Doğru bilinen yanlışlar
Gölgede olmak güneşin zararlı etkilerinden korur. SPF ne kadar yüksekse o kadar koruyucudur. Şemsiye altı güvenlidir. Yansıtıcı yüzeylerden yansıyabilen UVB, siz gölgede olsanız bile zararlı etkisini göstermeye devam eder. Bronzlaşmak cilde zarar vermez. Kapalı yerlerde veya kış aylarında koruyucuya gerek yoktur.
KRİTİK ZAMANLAMA!
Deniz kenarındayken geniş spektrumlu en az SPF 30 olan ve suya dayanıklı ürünler kullanılmalıdır.

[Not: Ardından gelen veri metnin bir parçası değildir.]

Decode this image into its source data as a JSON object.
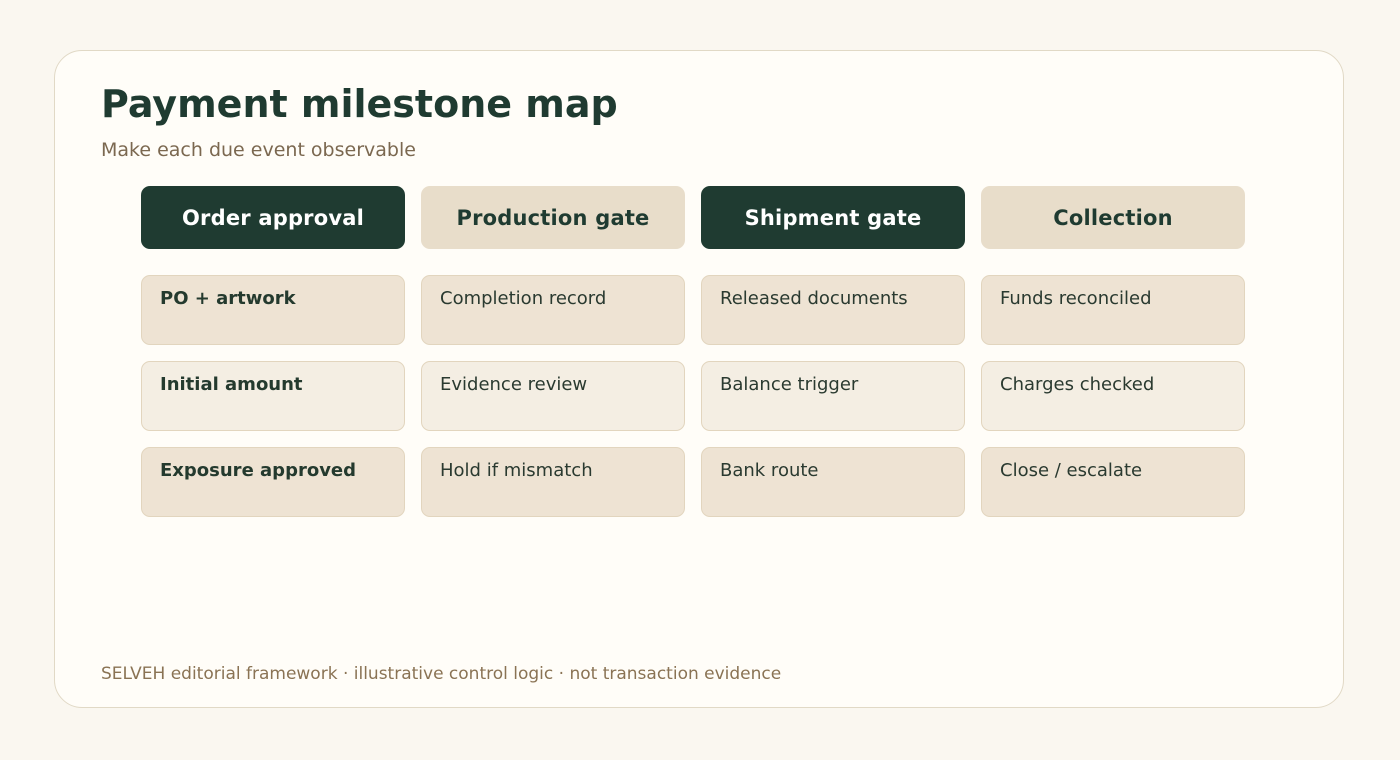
{
  "title": "Payment milestone map",
  "subtitle": "Make each due event observable",
  "columns": [
    {
      "header": "Order approval",
      "style": "dark",
      "cells": [
        "PO + artwork",
        "Initial amount",
        "Exposure approved"
      ]
    },
    {
      "header": "Production gate",
      "style": "light",
      "cells": [
        "Completion record",
        "Evidence review",
        "Hold if mismatch"
      ]
    },
    {
      "header": "Shipment gate",
      "style": "dark",
      "cells": [
        "Released documents",
        "Balance trigger",
        "Bank route"
      ]
    },
    {
      "header": "Collection",
      "style": "light",
      "cells": [
        "Funds reconciled",
        "Charges checked",
        "Close / escalate"
      ]
    }
  ],
  "footer": "SELVEH editorial framework · illustrative control logic · not transaction evidence",
  "colors": {
    "dark_header": "#1f3b31",
    "light_header": "#e8ddca",
    "cell_tone_a": "#eee3d3",
    "cell_tone_b": "#f4eee3",
    "accent_text": "#7b6850"
  }
}
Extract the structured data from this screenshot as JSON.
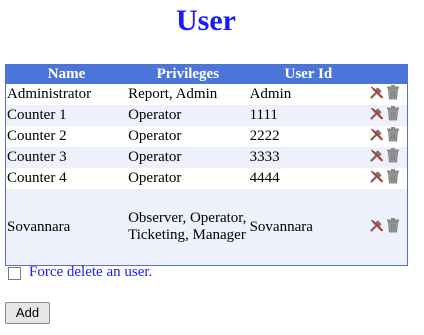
{
  "page": {
    "title": "User"
  },
  "table": {
    "headers": [
      "Name",
      "Privileges",
      "User Id",
      ""
    ],
    "rows": [
      {
        "name": "Administrator",
        "privileges": "Report, Admin",
        "user_id": "Admin"
      },
      {
        "name": "Counter 1",
        "privileges": "Operator",
        "user_id": "1111"
      },
      {
        "name": "Counter 2",
        "privileges": "Operator",
        "user_id": "2222"
      },
      {
        "name": "Counter 3",
        "privileges": "Operator",
        "user_id": "3333"
      },
      {
        "name": "Counter 4",
        "privileges": "Operator",
        "user_id": "4444"
      },
      {
        "name": "Sovannara",
        "privileges": "Observer, Operator, Ticketing, Manager",
        "user_id": "Sovannara"
      }
    ],
    "row_actions": [
      "edit-tools-icon",
      "trash-icon"
    ]
  },
  "force_delete": {
    "label": "Force delete an user.",
    "checked": false
  },
  "add_button": {
    "label": "Add"
  },
  "colors": {
    "title": "#1a1aff",
    "header_bg": "#4a76d9",
    "link": "#1a1aff"
  }
}
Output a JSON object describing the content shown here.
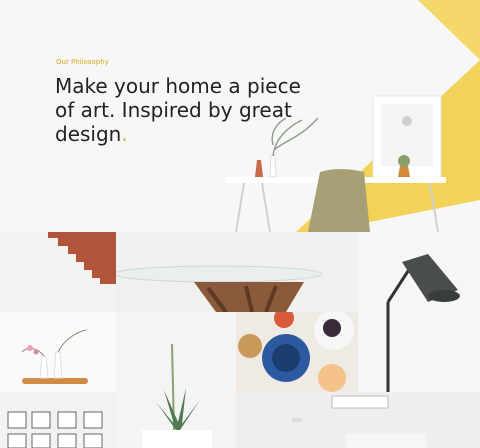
{
  "hero": {
    "eyebrow": "Our Philosophy",
    "headline": "Make your home a piece of art. Inspired by great design",
    "headline_end": ".",
    "accent_color": "#f3d25a"
  }
}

Ürünler, güneşe çıkmadan en az 30 dakika önce kullanılmalı ve her 2 saatte bir tekrarlanmalıdır. Teorik olarak cildin her santimetre karesi için 2 gram güneş koruyucu yeterlidir. Pratikte ise bu miktar yüz ve boyun için 2, gövde için 4, kollar için 1 ve bacaklar için 2 yemek kaşığına karşılık gelmektedir. Eğer suyla temas olmuş ise, sudan çıkınca tekrar uygulanmaları önerilir.